ユーザーがフォームを閉じると、その子ツールは非表示になります。そこで、ユーザーが同じ MDI 子フォームの新しいインスタンスをアクティブ化すると、ツールは移動された場所に再び表示されます。これには、親フォームのツールバーやメニューから移動された子ツールと、子フォームのツールバーやメニューから移動された親ツールが含まれます。
また、「Format」というキーの定義されたツールバーと「Foo」および「Bar」というキーを持つボタン ツールがそれぞれ配置された UltraToolbarsManager 要素を含む、別の MDI 子フォームタイプをユーザーがアクティブ化した場合でも、ツールはユーザーが移動した位置に表示されます。これは、UltraToolbarsManager によって、同じタイプ(ボタン、状態ボタン、ポップアップ メニューなど)および同じキーを持つツール同士が「論理的に」同じツールとして扱われるためです。したがって、MDIPlaceholderTools ではユーザーが期待しているとおりにそれらのツールが正しく「フック」されます。
この方法にはもうひとつ利点があります。

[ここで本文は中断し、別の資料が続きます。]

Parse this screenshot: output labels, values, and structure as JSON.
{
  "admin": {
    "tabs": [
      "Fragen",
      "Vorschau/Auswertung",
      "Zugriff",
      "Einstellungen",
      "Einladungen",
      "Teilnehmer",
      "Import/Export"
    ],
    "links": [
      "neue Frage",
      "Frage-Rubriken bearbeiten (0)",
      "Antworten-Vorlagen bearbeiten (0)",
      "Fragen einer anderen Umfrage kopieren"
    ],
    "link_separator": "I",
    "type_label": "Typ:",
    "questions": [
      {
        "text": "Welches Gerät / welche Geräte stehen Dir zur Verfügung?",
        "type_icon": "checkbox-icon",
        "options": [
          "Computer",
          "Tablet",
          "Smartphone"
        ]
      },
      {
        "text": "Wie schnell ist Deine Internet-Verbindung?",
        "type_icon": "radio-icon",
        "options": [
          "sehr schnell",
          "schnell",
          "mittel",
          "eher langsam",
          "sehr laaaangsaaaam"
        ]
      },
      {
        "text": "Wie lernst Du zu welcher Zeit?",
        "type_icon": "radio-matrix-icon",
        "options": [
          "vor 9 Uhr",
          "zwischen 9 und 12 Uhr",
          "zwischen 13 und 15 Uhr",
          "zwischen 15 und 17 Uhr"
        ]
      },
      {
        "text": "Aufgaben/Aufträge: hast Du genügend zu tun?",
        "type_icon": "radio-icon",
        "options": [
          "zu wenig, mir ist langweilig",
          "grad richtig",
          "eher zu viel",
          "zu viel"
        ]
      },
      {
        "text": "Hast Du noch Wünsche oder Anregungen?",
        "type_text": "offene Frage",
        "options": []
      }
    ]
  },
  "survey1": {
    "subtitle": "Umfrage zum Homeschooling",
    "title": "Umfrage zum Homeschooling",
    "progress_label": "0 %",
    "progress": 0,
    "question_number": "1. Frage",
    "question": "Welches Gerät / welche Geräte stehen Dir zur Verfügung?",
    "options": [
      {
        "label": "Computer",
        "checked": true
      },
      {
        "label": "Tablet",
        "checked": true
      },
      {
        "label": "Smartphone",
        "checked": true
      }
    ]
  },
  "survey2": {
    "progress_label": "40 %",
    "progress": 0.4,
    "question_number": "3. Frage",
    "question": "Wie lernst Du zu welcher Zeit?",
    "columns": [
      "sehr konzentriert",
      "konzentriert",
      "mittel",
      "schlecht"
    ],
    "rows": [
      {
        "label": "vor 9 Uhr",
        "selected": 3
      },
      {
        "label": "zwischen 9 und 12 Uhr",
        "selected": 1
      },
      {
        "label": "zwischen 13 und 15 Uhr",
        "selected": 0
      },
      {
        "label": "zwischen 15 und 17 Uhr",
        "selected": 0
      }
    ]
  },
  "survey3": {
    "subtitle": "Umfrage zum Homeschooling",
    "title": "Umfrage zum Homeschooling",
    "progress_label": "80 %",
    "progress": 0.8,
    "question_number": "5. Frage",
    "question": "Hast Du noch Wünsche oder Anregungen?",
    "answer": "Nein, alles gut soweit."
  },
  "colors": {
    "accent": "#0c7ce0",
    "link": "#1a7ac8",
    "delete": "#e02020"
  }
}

それは、ユーザーのカスタマイズ情報を完全に保持したまま、親フォームの UltraToolbarsManager 要素の状態をバイナリまたは XML のストリームに簡単に保存し(UltraToolbarManager の SaveAsBinary および SaveAsXML メソッドを使用します)、再びロードして復元(UltraToolbarManager の LoadFromBinary および LoadFromXML メソッドを使用します)できることです。